The earlier matters that are referred to in paragraph 13 are that the Secretary of State accepts that the applicant is mentally stable and also that he may pose a suicide risk. Miss Webber's submission is that in the light of that information the Secretary of State, notwithstanding his reconsideration, should make further investigations in the country from which Mr Akdag has fled with a view to seeing whether he can find any record in support of or against the applicant's story. This court has previously indicated, in a case which no one presently can run to earth[1]1, that it is no part of the Secretary of State's duty to pursue investigations in the country from which an applicant has fled. But quite apart from any such previous decision, in my judgment, it can be no part of the Secretary of State's duty to pursue investigations actually in the country from which the applicant has fled. His duty is to consider the application and to use his experience of similar applications and conditions in the country, which he will obtain from the Foreign and Commonwealth Office, as he did in this case in one particular respect, but the suggestion that he should now embark on a further investigation in Turkey is, in my view, not arguable. Accordingly the first limb of Miss Webber's application fails. With regard to the second limb of the application, this was introduced, as it had been indicated that it would be, in the correspondence which I have read, by an amended application dated 17 October 1991. That reads as follows:

"4. Further, the Secretary of State has erred in persisting with the decision to remove the Applicant in the light of his medical condition, and such a decision is manifestly unreasonable.

(i)The decision to remove the Applicant has endangered his physical well- being and mental health and caused mental anguish.

(ii)Such treatment amounts to an interference with a fundamental human right, namely the right not to be subjected to inhuman or degrading treatment: (Soering v UK 1/1989/161/217)

(iii)The English courts are entitled, in looking at the exercise of an administrative discretion, to start from the premise that any interference with a fundamental human right requires to be justified and that nothing less than an important competing public interest will be sufficient to justify it: Brind [1991] 2 WLR 588 at 592, per Bridge LJ."
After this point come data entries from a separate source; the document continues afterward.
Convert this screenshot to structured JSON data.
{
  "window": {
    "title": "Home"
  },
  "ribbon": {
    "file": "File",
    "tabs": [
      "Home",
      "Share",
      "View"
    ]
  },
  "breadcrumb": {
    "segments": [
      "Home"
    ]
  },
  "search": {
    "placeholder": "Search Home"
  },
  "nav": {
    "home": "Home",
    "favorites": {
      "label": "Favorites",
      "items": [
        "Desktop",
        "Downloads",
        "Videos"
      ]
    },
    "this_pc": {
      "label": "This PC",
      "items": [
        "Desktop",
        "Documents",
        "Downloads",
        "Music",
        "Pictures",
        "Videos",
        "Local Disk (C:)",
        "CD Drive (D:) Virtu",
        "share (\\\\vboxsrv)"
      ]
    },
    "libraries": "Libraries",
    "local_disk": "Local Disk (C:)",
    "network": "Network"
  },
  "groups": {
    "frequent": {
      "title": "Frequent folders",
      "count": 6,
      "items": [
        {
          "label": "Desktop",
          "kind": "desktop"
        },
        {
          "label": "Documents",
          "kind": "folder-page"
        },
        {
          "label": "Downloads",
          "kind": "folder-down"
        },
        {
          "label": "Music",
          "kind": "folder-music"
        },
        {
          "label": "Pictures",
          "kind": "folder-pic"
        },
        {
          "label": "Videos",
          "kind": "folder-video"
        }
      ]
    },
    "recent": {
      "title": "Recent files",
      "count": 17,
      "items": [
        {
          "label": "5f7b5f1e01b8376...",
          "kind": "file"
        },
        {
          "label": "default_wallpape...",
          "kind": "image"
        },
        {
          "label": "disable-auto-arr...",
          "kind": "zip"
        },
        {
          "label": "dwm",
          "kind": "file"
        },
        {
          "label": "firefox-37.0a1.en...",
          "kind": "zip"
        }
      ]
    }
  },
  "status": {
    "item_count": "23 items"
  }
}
Miss Webber referred us to the reports of both cases mentioned in the amended application. As to Brind, I have nothing to say, save that it appears to me not to have anything particular to do with this application. As to Soering, the question there arose as to whether a man should be extradited to America and the court came to the conclusion that the extradition could not stand because there was a real risk of the person concerned being subjected to inhuman or degrading treatment on arrival in America. In my judgment it is clear that the mere removal of an applicant from this country cannot of itself amount to inhuman treatment and, since the first part of the application fails, the ground upon which Soering was decided is not available to Miss Webber. It is submitted, however, that the deportation itself may amount to inhuman or degrading treatment if the result of it is that the applicant suffers from any mental or physical disorder. That submission cannot, in my judgment, possibly stand. If it were right, it would mean that every time anybody had a decision by a proper authority made against him about which he felt to strongly that he was exposed to some form of mental anguish or physical illness, the decision would have to be withdrawn or overturned. That is, in my judgment, an untenable position. I would therefore dismiss this application under both heads.

FARQUHARSON LJ:

I agree.

SCOTT LJ:

I also agree.

DISPOSITION:

Application refused

SOLICITORS:

Hackney Law Centre; Treasury Solicitor
 

[1] [Ed] Untraced: but see the later case of Abdulla (8 May 1992) [1992] Imm AR 438 where the Court of Appeal heald that by considering inter alia reports from the Foreign and Commonwealth Office the Secretary of State had done all that "was reasonable and necessary to dischrage his duties". The Court may have had in mind the case of Dursun reported p. 169 above.